Kâinatta da benzer bir yapı içinde ele alındığında, zerrelerin adedince, belki her bir zerrede zerreler adedince kareler vardır ve Sultan-ı Kâinatın bunlar üzerinde yaptığı değişiklikler, yalnızca adetini ifade eden kurallardır. Hiçbir bağlayıcılığı olamaz. Bir insanı herhangi bir sebebe bağlı olmaksızın vücuda getirebileceği gibi, yalnız toprağı ona vesile kılabilir ya da baba olmaksızın yalnızca anneyi vesile kılarak yaratabilir. Anne ve babanın çocuğa vesileliği yalnızca genel olarak işleyen kural ya da adettir. İnsanın yaratılışı, ikisinin de hiçbir dahli olamayacak ölçüde muhteşem bir işleyişin sonucudur. (http://www.risaleinurenstitusu.org/index.asp?Section=Enstitu&SubSection=EnstituSayfasi&Date=10.01.2003&TextID=527).

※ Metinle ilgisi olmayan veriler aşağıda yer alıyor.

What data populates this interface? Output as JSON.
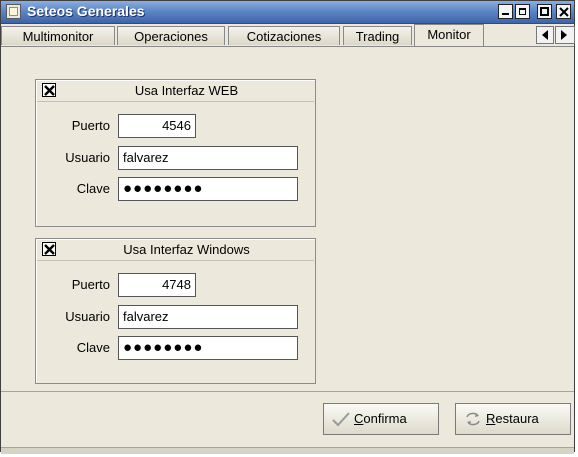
{
  "window": {
    "title": "Seteos Generales"
  },
  "tabs": [
    {
      "label": "Multimonitor"
    },
    {
      "label": "Operaciones"
    },
    {
      "label": "Cotizaciones"
    },
    {
      "label": "Trading"
    },
    {
      "label": "Monitor"
    }
  ],
  "active_tab": "Monitor",
  "groups": {
    "web": {
      "checked": true,
      "title": "Usa Interfaz WEB",
      "puerto_label": "Puerto",
      "puerto_value": "4546",
      "usuario_label": "Usuario",
      "usuario_value": "falvarez",
      "clave_label": "Clave",
      "clave_value": "●●●●●●●●"
    },
    "windows": {
      "checked": true,
      "title": "Usa Interfaz Windows",
      "puerto_label": "Puerto",
      "puerto_value": "4748",
      "usuario_label": "Usuario",
      "usuario_value": "falvarez",
      "clave_label": "Clave",
      "clave_value": "●●●●●●●●"
    }
  },
  "buttons": {
    "confirma": "Confirma",
    "restaura": "Restaura"
  },
  "colors": {
    "titlebar": "#5e86c6",
    "background": "#ece9dc",
    "confirm_icon": "#9a9a9a"
  },
  "icons": [
    "app-icon",
    "minimize-icon",
    "restore-icon",
    "maximize-icon",
    "close-icon",
    "scroll-left-icon",
    "scroll-right-icon",
    "checkmark-icon",
    "refresh-icon"
  ]
}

Hz. İsa’nın konuşması, annesine iftiralarda bulunanlar üzerinde etkili olmuş ve bir süreliğine söz konusu iftiralarından vazgeçmişlerdir. Ancak, daha sonra bir çocuğun babasız olarak doğmasının mümkün olmadığı tezinden hareketle, halkı tahrik etmeye başlamış, iddia ettikleri gayrı meşrû işi Zekeriya’dan (as) başkasının yapmadığını ileri sürerek iftiralarına yeni bir boyut kazandırmışlardır. Bu tahrikler sonucu galeyana gelen halk, Zekeriya’yı (as) şehit etmiştir.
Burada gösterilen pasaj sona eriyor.